Ghosts of the past


Prime Minister Alexis Tsipras has the opportunity to exorcise many of the ghosts that emerged after the dictatorship. He has already made progress. Who, for example, would have dared a few years ago to openly thank the Americans for their support as he and other top officials of this government did a few days ago? Who could have imagined a left-wing government agreeing to the privatization of 14 regional airports? And conceding them to a German company no less?

There are many more taboos that remain to be broken, with some saying we will know this day has come when we see private businesses holding career days at the National Technical University of Athens – the emblem of left-wing resistance.

The truth is that this government has the opportunity to make changes in areas that could never have been touched by a New Democracy or PASOK administration. This may be because SYRIZA is still new in power. It could also be that the left side of the Greek brain simply refuses to see certain things. It is indeed impressive. Just half of what Tsipras has already agreed to with foreign creditors would have sparked riots were it anyone else. Older politicians feel cheated, as though the left and the powers of populism enjoy a great degree of immunity when they are violating their own taboos.

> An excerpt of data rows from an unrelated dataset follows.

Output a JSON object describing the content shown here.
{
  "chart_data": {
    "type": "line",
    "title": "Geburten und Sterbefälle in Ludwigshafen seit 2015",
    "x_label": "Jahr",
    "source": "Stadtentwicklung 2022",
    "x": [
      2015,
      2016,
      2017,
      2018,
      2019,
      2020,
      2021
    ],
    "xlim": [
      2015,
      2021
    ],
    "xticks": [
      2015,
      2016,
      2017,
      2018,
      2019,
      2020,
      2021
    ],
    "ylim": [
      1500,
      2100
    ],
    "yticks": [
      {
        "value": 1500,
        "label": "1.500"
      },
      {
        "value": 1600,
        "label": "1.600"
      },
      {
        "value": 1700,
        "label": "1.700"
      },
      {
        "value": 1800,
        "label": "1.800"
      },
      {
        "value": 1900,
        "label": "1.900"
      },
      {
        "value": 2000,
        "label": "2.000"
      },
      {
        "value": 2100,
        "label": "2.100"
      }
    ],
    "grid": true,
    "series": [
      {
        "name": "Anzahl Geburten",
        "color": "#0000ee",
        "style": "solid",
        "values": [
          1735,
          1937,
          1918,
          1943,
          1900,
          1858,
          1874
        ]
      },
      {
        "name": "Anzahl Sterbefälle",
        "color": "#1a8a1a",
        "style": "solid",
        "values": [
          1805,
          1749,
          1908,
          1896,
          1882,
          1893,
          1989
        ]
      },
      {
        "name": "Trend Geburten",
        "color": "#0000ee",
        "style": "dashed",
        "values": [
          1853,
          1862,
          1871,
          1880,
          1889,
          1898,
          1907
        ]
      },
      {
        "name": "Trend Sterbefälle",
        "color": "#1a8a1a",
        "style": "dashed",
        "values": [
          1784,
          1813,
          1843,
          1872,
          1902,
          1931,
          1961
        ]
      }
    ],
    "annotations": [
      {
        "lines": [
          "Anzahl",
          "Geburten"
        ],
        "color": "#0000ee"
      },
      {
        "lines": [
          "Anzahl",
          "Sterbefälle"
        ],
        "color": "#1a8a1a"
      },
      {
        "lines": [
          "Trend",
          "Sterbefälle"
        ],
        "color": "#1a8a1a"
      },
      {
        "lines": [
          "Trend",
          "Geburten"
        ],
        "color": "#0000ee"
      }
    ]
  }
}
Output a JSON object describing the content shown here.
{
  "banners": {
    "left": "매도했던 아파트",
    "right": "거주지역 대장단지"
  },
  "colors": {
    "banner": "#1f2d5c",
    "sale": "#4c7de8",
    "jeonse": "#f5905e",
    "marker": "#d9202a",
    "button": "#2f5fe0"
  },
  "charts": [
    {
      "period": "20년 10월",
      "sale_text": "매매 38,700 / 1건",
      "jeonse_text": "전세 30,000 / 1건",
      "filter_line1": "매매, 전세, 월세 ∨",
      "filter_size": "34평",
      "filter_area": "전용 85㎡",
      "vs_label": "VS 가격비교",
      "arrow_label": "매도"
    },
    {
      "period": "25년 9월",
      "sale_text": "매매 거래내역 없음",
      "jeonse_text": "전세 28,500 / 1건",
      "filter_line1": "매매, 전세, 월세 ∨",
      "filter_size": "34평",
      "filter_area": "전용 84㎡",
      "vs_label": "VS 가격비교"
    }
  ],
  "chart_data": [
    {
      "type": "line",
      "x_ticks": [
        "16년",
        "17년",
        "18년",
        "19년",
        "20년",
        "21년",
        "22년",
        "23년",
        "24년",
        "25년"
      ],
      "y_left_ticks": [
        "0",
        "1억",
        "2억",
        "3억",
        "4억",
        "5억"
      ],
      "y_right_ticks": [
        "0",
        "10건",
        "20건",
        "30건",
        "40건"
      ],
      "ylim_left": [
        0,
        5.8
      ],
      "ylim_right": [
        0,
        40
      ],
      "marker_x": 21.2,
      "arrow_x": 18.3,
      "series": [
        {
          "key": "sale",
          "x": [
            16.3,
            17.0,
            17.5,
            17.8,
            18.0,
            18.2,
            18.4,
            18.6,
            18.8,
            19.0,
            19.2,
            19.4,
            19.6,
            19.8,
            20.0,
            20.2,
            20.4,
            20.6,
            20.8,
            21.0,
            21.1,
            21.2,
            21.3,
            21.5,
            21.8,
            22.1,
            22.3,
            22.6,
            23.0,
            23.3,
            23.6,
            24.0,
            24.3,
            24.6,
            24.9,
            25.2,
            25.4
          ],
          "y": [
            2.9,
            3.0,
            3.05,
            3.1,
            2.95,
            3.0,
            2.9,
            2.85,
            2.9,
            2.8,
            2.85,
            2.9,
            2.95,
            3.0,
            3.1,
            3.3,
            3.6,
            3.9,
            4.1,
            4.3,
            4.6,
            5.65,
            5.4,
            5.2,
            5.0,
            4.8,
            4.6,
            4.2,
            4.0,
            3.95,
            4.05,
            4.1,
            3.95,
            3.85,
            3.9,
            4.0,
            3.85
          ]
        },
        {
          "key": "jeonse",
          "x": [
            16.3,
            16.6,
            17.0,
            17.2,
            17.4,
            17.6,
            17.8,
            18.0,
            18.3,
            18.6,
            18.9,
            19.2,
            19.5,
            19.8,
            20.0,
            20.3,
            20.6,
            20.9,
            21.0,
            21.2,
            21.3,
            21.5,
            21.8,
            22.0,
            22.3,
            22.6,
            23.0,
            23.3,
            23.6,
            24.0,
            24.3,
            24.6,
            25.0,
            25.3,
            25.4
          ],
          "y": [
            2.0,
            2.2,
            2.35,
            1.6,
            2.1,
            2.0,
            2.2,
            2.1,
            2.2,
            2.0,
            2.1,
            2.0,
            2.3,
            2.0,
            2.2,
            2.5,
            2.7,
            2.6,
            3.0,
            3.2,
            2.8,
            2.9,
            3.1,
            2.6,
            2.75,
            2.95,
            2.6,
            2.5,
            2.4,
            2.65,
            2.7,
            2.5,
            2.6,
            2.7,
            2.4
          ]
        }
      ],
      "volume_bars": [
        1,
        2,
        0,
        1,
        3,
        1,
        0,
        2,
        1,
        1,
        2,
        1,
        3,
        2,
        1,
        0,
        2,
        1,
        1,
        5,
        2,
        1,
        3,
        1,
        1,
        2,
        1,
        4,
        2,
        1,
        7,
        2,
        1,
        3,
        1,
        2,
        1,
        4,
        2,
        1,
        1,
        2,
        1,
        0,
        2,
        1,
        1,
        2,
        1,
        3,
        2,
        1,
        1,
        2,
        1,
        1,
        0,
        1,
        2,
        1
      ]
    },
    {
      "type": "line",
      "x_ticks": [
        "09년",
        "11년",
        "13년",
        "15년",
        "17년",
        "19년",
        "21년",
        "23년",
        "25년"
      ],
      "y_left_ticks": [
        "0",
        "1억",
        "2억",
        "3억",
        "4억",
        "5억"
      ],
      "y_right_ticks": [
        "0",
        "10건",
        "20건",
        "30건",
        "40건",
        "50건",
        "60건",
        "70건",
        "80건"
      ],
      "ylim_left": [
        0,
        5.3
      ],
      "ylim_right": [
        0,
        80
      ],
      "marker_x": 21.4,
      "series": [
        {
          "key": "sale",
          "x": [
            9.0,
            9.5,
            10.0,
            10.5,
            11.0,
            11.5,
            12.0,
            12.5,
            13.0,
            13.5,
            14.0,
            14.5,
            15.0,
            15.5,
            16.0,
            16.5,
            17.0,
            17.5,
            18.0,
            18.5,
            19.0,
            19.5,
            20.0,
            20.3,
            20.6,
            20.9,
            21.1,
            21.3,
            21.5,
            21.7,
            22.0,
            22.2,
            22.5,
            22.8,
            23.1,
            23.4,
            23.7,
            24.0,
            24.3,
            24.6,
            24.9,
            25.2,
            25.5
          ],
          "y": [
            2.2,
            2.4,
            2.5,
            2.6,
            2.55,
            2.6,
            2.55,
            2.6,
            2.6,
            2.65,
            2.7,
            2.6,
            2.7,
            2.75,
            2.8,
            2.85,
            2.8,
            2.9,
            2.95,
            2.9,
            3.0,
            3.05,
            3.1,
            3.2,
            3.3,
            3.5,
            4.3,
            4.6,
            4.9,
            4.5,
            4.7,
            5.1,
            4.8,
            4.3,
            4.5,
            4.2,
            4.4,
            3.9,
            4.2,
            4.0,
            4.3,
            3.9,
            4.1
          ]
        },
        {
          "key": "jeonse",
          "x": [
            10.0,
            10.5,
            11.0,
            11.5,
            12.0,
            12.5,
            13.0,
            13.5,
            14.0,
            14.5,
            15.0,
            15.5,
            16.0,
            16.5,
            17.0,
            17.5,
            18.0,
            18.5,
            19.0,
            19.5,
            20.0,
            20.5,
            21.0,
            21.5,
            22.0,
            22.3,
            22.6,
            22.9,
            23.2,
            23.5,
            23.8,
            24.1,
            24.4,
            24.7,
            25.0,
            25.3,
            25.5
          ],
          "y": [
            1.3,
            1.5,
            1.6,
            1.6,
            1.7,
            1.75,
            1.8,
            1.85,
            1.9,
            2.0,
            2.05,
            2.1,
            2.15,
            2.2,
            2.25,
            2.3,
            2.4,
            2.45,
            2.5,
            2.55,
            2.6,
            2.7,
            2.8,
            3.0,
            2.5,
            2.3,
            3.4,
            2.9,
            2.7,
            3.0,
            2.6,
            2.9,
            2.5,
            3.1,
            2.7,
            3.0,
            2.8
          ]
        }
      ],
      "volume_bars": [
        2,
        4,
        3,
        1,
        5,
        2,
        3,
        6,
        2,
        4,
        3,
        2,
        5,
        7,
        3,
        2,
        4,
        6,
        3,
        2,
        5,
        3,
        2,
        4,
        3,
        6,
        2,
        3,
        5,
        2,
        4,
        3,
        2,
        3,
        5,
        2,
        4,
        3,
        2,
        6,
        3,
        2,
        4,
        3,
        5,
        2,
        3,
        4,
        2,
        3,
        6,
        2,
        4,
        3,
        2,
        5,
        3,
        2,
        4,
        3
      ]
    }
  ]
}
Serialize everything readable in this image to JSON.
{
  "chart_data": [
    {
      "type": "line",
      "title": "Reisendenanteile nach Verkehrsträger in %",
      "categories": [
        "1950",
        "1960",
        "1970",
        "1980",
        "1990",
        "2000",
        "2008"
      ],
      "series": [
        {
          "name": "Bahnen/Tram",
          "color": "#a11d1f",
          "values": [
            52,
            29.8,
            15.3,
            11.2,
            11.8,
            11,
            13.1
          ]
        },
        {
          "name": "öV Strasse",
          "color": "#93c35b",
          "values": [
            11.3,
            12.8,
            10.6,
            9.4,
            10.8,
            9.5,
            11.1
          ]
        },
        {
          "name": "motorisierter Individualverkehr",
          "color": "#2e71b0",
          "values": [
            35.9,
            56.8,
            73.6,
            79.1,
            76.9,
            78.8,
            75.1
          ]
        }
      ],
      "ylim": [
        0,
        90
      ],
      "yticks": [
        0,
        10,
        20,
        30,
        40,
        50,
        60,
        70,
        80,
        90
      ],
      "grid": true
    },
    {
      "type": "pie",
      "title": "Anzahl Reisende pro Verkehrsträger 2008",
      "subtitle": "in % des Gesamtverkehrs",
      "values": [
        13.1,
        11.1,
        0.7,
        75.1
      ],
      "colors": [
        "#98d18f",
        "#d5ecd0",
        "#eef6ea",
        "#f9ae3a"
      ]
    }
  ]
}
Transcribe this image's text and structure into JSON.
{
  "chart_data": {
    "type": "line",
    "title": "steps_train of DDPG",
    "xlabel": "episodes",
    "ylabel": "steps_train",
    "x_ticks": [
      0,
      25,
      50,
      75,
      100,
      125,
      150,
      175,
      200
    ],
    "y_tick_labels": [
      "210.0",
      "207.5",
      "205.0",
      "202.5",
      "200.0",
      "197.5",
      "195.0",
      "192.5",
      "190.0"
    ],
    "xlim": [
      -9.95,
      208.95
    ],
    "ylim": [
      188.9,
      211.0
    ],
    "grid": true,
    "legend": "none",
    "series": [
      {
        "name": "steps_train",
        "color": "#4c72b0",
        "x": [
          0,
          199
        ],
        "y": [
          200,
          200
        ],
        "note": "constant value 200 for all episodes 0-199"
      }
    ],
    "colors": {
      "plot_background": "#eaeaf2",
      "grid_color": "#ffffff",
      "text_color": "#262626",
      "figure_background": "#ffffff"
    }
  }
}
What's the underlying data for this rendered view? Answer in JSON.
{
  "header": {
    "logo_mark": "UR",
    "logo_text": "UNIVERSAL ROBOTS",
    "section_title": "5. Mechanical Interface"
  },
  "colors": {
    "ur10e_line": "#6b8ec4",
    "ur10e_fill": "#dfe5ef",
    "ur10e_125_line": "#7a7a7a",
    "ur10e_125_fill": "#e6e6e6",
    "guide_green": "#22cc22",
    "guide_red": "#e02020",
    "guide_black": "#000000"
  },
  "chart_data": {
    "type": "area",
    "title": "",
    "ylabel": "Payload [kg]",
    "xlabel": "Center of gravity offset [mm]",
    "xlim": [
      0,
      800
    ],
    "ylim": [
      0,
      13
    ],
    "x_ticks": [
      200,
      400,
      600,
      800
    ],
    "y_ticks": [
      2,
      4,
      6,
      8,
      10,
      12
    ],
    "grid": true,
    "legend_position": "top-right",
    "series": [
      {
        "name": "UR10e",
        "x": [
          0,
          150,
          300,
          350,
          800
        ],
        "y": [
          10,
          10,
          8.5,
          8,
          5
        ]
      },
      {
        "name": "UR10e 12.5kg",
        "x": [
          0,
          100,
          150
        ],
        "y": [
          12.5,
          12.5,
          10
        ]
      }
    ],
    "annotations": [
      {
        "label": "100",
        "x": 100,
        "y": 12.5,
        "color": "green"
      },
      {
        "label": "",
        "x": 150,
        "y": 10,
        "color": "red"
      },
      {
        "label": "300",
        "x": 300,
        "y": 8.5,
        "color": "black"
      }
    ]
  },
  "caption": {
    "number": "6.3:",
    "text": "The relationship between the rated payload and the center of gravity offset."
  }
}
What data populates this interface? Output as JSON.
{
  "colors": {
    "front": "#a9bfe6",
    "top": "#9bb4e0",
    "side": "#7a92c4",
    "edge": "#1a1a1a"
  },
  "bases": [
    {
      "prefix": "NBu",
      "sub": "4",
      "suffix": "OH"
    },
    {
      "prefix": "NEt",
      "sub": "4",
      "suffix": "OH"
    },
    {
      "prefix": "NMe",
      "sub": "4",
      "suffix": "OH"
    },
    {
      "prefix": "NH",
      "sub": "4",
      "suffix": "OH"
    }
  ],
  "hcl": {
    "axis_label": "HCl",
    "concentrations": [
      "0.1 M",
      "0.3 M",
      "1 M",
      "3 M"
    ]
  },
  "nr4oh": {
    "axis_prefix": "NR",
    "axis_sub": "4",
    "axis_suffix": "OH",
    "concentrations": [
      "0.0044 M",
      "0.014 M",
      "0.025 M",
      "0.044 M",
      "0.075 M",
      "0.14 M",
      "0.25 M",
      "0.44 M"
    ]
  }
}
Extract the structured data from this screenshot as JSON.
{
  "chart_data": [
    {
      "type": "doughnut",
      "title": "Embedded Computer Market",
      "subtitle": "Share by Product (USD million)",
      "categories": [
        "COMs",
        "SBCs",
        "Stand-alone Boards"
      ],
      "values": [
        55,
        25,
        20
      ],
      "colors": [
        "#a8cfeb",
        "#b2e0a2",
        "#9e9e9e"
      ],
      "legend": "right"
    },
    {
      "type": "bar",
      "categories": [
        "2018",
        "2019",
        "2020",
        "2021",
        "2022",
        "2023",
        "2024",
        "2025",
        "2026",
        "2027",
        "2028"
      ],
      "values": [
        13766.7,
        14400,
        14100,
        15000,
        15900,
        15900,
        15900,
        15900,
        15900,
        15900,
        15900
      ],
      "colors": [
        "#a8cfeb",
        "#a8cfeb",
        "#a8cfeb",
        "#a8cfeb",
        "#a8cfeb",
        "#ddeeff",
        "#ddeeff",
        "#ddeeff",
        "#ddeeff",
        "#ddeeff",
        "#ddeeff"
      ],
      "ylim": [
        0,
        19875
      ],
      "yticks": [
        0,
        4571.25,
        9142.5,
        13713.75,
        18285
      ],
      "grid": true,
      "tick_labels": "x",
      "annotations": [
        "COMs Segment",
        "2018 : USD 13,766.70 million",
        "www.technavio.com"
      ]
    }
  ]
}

The problem is that so far at least Tsipras is not taking on these ills of the Greek political and social system because he wants to; he is doing it because he has to, like an atheist crossing himself out of habit or fear. At the end of the day, though, what matters is that the country moves forward. If the airport privatizations go through and the social security and pension system is put to right, Tsipras will have paved the way for subsequent governments to do their jobs without being haunted by ghosts of the past.

The risk is that the ghosts will not be entirely vanquished but will, instead, in typical Greek fashion, be temporarily locked away in a closet, where they will continue to fester for years to come. When a popular leader is afraid to defend a tough decision as something that is in the national interest and presents it instead as something imposed from the outside, he poisons the public mind and paves the way for someone who is even more extreme and even more anti-European to open the closet door and once more release the ghosts.

Tsipras will come under enormous pressure from inside his own party as well as his coalition partner in the days to come as the memorandum reforms start coming into effect. He will be called a traitor but he has no other choice. Either he will become the exorcist the country so badly needs or he will destroy all the progress made so far.